Rote Karte für Baumgärtners Medi-Verbund

P R E S S E S C H A U

Stuttgarter Zeitung 08.09.1999

Ärztestreit spitzt sich zu

Baumgärtner greift Schorre an

Die Kassenärzte streiten wieder heftig über ihre Haltung zum Arzneimittelbudget. Und die Gerüchte verdichten sich, dass Werner Baumgärtner, Vorsitzender der Kassenärztlichen Vereinigung (KV) Nord-Württemberg, Bundesvorsitzender werden will.

Von Silke Schieber

Er will nicht darüber diskutieren, ob er die Nachfolge des Bundesvorsitzenden Winfried Schorre antreten möchte, sagt Werner Baumgärtner. Jetzt noch nicht. ¸¸Im Augenblick führen wir eine Sachdiskussion und noch keine Personaldiskussion,'' erklärt er. Das kann sich aber schon morgen ändern.

Da tagt der Länderausschuss der Kassenärztlichen Bundesvereinigung in Berlin und die Ärztevertreter könnten ihren Bundesvorsitzenden kippen. Dies erscheint nahe liegend, zumal Schorre in den vergangenen Wochen stark in die Kritik geraten ist und einige Kassenärztliche Vereinigungen die außerordentliche Versammlung aus diesem Grund einberufen haben. Erbost sind viele Ärzte vor allem über Schorres schriftliche Zusage gegenüber Bundesgesundheitsministerin Andrea Fischer, dass die Ärzte nicht um die Erhöhung des Budgets für Medikamente verhandeln würden, wenn dieses Ende des Jahres überschritten werde.

Schorre habe der Ministerin damit einen ¸¸Persilschein für das Budget'' erteilt, kritisiert Werner Baumgärtner: ¸¸Das ist ein Alleingang, für den er keine Legitimation hatte.'' Das Sozialgesetzbuch V sehe vor, dass die Ärzte nachverhandeln dürften. Diesen Weg habe Schorre ¸¸politisch verbaut''. ¸¸Die KV Nord-Württemberg wird das nicht akzeptieren'', sagt Baumgärtner. Er hält es deswegen ¸¸für notwendig, dass Schorre zurücktritt''.

Sollte Schorre gekippt werden, fände eine Neuwahl frühestens im Oktober statt.
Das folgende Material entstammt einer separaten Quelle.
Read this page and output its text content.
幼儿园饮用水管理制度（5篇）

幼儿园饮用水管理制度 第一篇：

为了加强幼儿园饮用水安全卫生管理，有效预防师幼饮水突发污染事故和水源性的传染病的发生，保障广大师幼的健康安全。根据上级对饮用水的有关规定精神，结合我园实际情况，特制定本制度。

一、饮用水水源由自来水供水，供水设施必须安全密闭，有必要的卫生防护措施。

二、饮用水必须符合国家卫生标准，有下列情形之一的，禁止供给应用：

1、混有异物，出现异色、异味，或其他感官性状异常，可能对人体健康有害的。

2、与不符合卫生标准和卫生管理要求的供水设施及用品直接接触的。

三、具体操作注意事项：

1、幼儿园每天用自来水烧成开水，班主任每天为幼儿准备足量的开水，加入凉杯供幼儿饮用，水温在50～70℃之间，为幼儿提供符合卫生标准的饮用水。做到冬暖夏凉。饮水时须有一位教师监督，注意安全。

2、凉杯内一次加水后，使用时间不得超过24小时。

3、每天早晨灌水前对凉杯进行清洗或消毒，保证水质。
Dazu sagt Baumgärtner, Chef der 5500 Kassenärzte in der Region: ¸¸Wenn ich gefragt werde, kandidiere ich für den Bundesvorsitz und wenn ich gewählt werde, werde ich das Amt annehmen.'' Ob er sich damit einen Gefallen tue, beurteilt der 48jährige Allgemeinmediziner aus Zuffenhausen allerdings selbst etwas skeptisch. Denn als nachgewähltem Bundesvorsitzenden bliebe ihm nur noch ein Jahr Amtszeit bis zu den nächsten Wahlen. Das ist wenig Zeit, um sich zu profilieren. Und Mehrheiten wechseln derzeit bei Ärztevertretern offenbar schnell, denn die Stimmung unter den Medizinern ist aufs Äußerste gespannt.